Dit object is het AppDelegate. De rol van de app-deelnemer is om te reageren op de levenscyclusmethoden van de app en de app dienovereenkomstig te configureren. Een van deze methoden is applicatie (_: didFinishLaunchingWithOptions :), die wordt gebeld zodra de app wordt gestart. Dat is waar we het exemplaar van de maken ModelController en geef het door aan de QuoteViewController:

class AppDelegate: UIResponder, UIAupplicationDelegate var window: UIWindow? func application (_ application: UIApplication, didFinishLaunchingWithOptions launchOptions: [UIApplicationLaunchOptionsKey: Any]?) -> Bool if letificateViewController = window?. RootViewController als? QuoteViewController quoteViewController.modelController = ModelController () return true

Onze app is nu voltooid. Elke view-controller krijgt toegang tot de algemene status van de app, maar we gebruiken geen singletons overal in onze code.

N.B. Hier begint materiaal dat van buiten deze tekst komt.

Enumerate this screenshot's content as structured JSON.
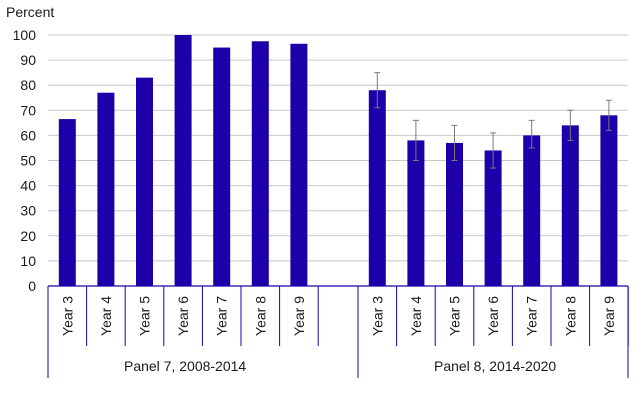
{
  "chart_data": {
    "type": "bar",
    "ylabel": "Percent",
    "ylim": [
      0,
      100
    ],
    "yticks": [
      0,
      10,
      20,
      30,
      40,
      50,
      60,
      70,
      80,
      90,
      100
    ],
    "grid": true,
    "colors": {
      "bar": "#1d00a9",
      "grid": "#c9c9c9",
      "axis": "#1d00a9",
      "error": "#7a7a7a"
    },
    "groups": [
      {
        "name": "Panel 7, 2008-2014",
        "categories": [
          "Year 3",
          "Year 4",
          "Year 5",
          "Year 6",
          "Year 7",
          "Year 8",
          "Year 9"
        ],
        "values": [
          66.5,
          77,
          83,
          100,
          95,
          97.5,
          96.5
        ],
        "error": null
      },
      {
        "name": "Panel 8, 2014-2020",
        "categories": [
          "Year 3",
          "Year 4",
          "Year 5",
          "Year 6",
          "Year 7",
          "Year 8",
          "Year 9"
        ],
        "values": [
          78,
          58,
          57,
          54,
          60,
          64,
          68
        ],
        "error": [
          [
            71,
            85
          ],
          [
            50,
            66
          ],
          [
            50,
            64
          ],
          [
            47,
            61
          ],
          [
            55,
            66
          ],
          [
            58,
            70
          ],
          [
            62,
            74
          ]
        ]
      }
    ]
  }
}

Je kunt het Xcode-project voor deze voorbeeldapp downloaden in de tutorial GitHub-repo.

conclusies

In dit artikel heb je gezien hoe het gebruik van singletons om de status in een iOS-app te verspreiden een slechte gewoonte is. Singletons zorgen voor veel problemen, ondanks dat ze heel gemakkelijk kunnen worden gemaakt en gebruikt.

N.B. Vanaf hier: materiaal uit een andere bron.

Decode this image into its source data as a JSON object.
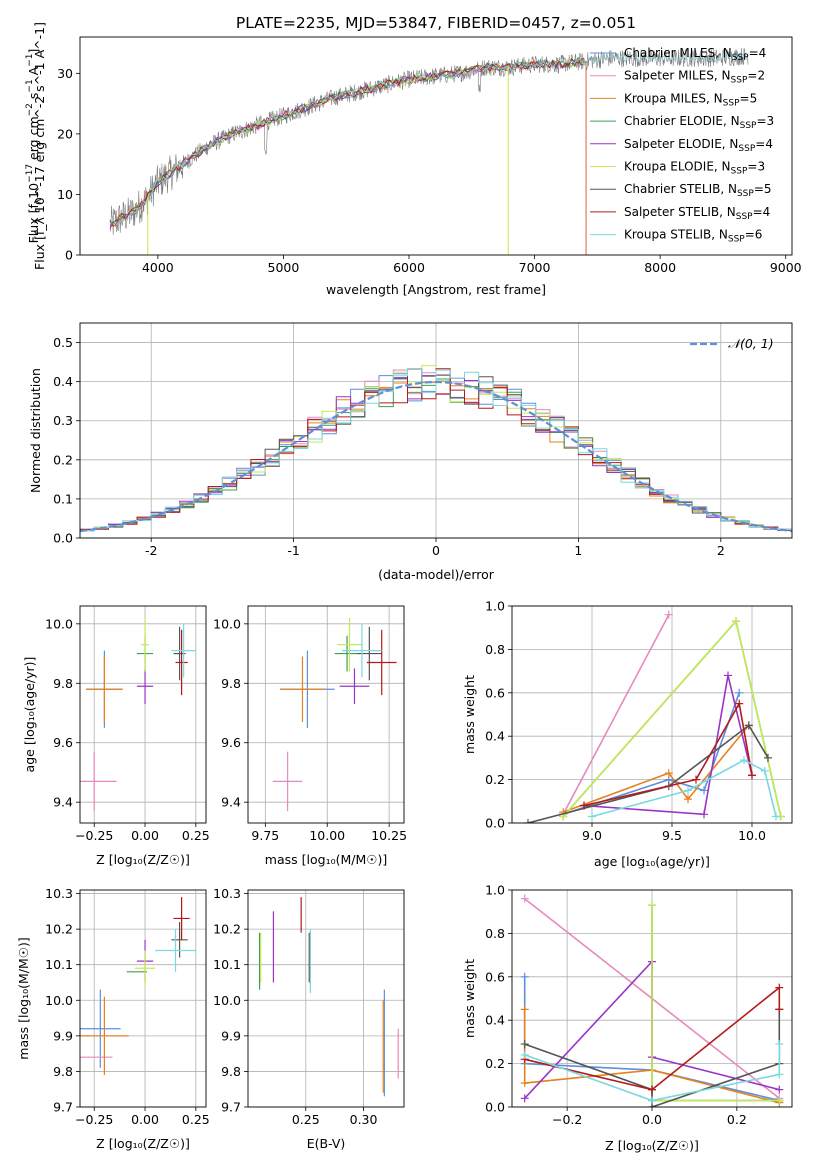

We hebben het probleem opgelost door het MVC-patroon nauwkeuriger te bekijken en de verborgen mogelijkheden te begrijpen. Door het gebruik van modelcontrollers en afhankelijkheidsinjectie waren we in staat om de status van de app over alle viewcontrollers te verspreiden zonder gebruik te maken van singletons.

Dit is een eenvoudige voorbeeld-app, maar het concept kan worden gegeneraliseerd naar apps van elke complexiteit. Dit is de standaardbest practice voor het verspreiden van de status in iOS-apps. Ik gebruik het nu in elke app die ik voor mijn klanten schrijf.

Een paar dingen om rekening mee te houden wanneer u het concept uitbreidt naar grotere apps:

  • De modelcontroller kan de status van de app opslaan, bijvoorbeeld in een bestand. Op deze manier worden onze gegevens onthouden telkens wanneer we de app sluiten. U kunt ook een complexere opslagoplossing gebruiken, bijvoorbeeld Core Data. Mijn aanbeveling is om deze functionaliteit te behouden in een aparte modelcontroller die alleen voor opslag zorgt. Die controller kan dan worden gebruikt door de modelcontroller die de staat van de app bewaart.
  • In een app met een complexere stroom heb je veel containers in je app-flow. Dit zijn meestal navigatiecontrollers, met af en toe een tabbalkcontroller. Het concept afhankelijkheidsinjectie is nog steeds van toepassing, maar u moet wel rekening houden met de containers. U kunt in de view-controllers graven wanneer u de afhankelijkheidsinjectie uitvoert, of u kunt aangepaste containersubklassen maken die de modelcontroller doorgeven op.
  • Als u netwerken aan uw app toevoegt, zou dit ook in een afzonderlijke modelcontroller moeten gaan. Een weergaveregelaar kan via deze netwerkcontroller een netwerkverzoek uitvoeren en de resulterende gegevens doorgeven aan de modelcontroller die de status bewaart. Houd er rekening mee dat de rol van een view-controller precies dit is: om te fungeren als een lijmobject dat gegevens tussen objecten doorgeeft.

Blijf op de hoogte voor meer tips en praktische tips voor het ontwikkelen van iOS-apps!